Kesim zamanında köyümüzün orman işçilerinin yanında, Orman İşletme Şefi veya Orman Bölge Müdürü bulunur ve onların belirlemesiyle, onların kontrol ve denetiminde kesim işlemleri yapılır. İşçiler kesimlerini genellikle Still veya Husqvarna markalarının 45 ile 70 cc gücündeki testerelerle yapmışlardır. Bu ağır ve kullanımı zor testereler, çalışanların fiziksel olarak yorulmasına ve sağlık sorunları yaşamasına neden olmuştur. Kesilecek ağaçların damgalanması, ulaşım için kompresör veya dinamit kullanarak yol açmak, açık olan yolları temizlemek, kesilen ağaçları yol kenarına taşımak ve üst üste yığmak, orman işçilerinin görevleri arasında yer alırdı.
1968-1970 yıllarından itibaren köyümüzden birçok kişi, Boyabat Orman İşletme Şefliği bünyesinde Karageriş ormanlarında çalışmaya başlamıştır. Burada uzun yıllar kadrolu orman işçisi olarak çalıştıktan sonra emekli olanlar arasında Kazım Aslan, Mustafa Kavukcu, Selahattin Kavukcu ve 2002 yılında emekli olan son işçi Hüseyin Aslan (Hamüllü) bulunmaktadır. . Bunun yanı sıra kesilen ağaçların metreküp hacmine göre de ücret alınmış, günlük kazançları o zananları elli liraya kadar çıkmıştır.

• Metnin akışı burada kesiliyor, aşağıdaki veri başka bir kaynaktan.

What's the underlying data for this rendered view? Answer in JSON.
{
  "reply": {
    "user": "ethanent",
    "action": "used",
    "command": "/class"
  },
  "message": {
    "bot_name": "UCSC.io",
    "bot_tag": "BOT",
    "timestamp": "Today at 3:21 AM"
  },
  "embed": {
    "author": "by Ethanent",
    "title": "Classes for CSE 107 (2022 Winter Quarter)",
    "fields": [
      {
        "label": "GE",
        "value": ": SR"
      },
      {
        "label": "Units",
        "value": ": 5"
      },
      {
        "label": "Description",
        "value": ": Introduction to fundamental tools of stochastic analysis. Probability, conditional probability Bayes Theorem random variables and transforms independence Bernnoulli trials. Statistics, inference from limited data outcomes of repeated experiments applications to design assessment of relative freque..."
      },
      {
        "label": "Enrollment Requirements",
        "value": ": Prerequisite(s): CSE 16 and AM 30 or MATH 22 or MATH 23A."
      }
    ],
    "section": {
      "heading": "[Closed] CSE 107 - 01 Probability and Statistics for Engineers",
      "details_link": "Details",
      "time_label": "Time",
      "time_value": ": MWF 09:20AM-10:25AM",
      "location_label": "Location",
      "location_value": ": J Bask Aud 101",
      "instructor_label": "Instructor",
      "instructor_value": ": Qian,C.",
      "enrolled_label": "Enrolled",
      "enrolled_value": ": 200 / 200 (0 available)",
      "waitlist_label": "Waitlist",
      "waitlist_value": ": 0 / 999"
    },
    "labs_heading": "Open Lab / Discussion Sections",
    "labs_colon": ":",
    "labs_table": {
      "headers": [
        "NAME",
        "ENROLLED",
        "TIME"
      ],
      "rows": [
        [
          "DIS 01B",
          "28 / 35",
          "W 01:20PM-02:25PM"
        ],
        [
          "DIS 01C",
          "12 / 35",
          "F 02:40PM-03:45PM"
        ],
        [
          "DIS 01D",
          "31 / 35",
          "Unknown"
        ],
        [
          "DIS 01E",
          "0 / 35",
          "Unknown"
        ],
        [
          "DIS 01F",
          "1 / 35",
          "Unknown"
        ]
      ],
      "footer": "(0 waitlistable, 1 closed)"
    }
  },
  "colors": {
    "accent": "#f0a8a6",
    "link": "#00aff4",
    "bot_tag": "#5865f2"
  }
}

Ormanda en son çalışan Hüseyin Aslan ve Kazım Aslan’dan sonra, 2004 yılından itibaren köyümüzde ormanda çalışacak kimse kalmadı. Böylece köyümüzde orman işçiliği geleneği sona erdi. Bunun üzerine Orman Şefliği işçi ihtiyacını Gövez Köyü’nden karşıladı. Orman Bölge Müdürlüğü, Orman İşletme Şefliği, Orman Muhafaza Memurluğu (Ormancı) ve kadrolu Orman İşçileri olarak hiyerarşik bir yapıya sahip olan bu kurumda, köyümüzün orman işçileri en alt kademede yer almıştır.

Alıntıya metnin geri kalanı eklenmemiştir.